The Conway Center – Washington, D.C. – So Others Might Eat (SOME)

Represented NMSC as Fund Manager and LISC/NMSC as allocatee, in the multiple CDE financing of a federally qualified health center operated by Unity Health Care, at the Conway Center (Center). The Center, adjacent to a mass transit hub, is the first development in D.C. to combine affordable housing, job training and healthcare.

The Center includes 182 units of affordable supportive housing and 20 units of transitional housing, SOME’s offices and employment training facilities. The total financing of approximately $90 million also includes low-income housing tax credits, tax-exempt bonds, D.C. Housing Production Trust Fund and capital campaign proceeds.

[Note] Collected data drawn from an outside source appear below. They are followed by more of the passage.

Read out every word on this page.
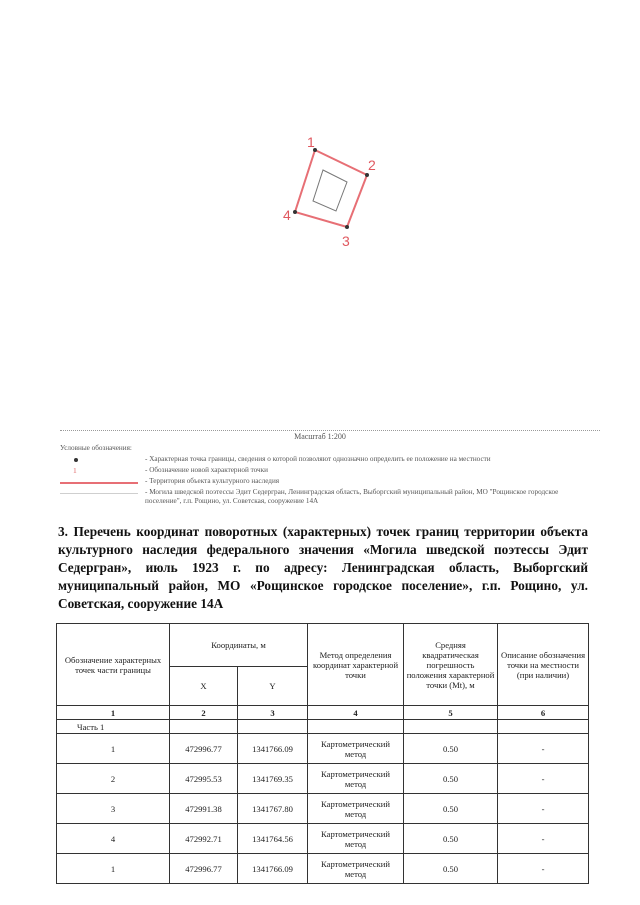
1
2
3
4
Масштаб 1:200
Условные обозначения:
- Характерная точка границы, сведения о которой позволяют однозначно определить ее положение на местности
1	- Обозначение новой характерной точки
- Территория объекта культурного наследия
- Могила шведской поэтессы Эдит Седергран, Ленинградская область, Выборгский муниципальный район, МО "Рощинское городское поселение", г.п. Рощино, ул. Советская, сооружение 14А
3. Перечень координат поворотных (характерных) точек границ территории объекта культурного наследия федерального значения «Могила шведской поэтессы Эдит Седергран», июль 1923 г. по адресу: Ленинградская область, Выборгский муниципальный район, МО «Рощинское городское поселение», г.п. Рощино, ул. Советская, сооружение 14А
Обозначение характерных точек части границы	Координаты, м		Метод определения координат характерной точки	Средняя квадратическая погрешность положения характерной точки (Mt), м	Описание обозначения точки на местности (при наличии)
	X	Y			
1	2	3	4	5	6
Часть 1					
1	472996.77	1341766.09	Картометрический метод	0.50	-
2	472995.53	1341769.35	Картометрический метод	0.50	-
3	472991.38	1341767.80	Картометрический метод	0.50	-
4	472992.71	1341764.56	Картометрический метод	0.50	-
1	472996.77	1341766.09	Картометрический метод	0.50	-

The Commons at Stanton Square – Community of Hope – Washington, DC

Represented the allocatee, Corporation for Supportive Housing and New Markets Support Company, as Fund manager, in the NMTC financing of the construction of a behavioral health center to be operated by Community of Hope. Services include behavioral health services, homelessness prevention programs, health insurance enrollment, employment and job training services, and general case management services.

The facility is shared with Martha’s Table, providing early childhood education, nutrition programs and other family support services. The lead partners are the two nonprofits, the Horning Family Fund and Horning Brothers.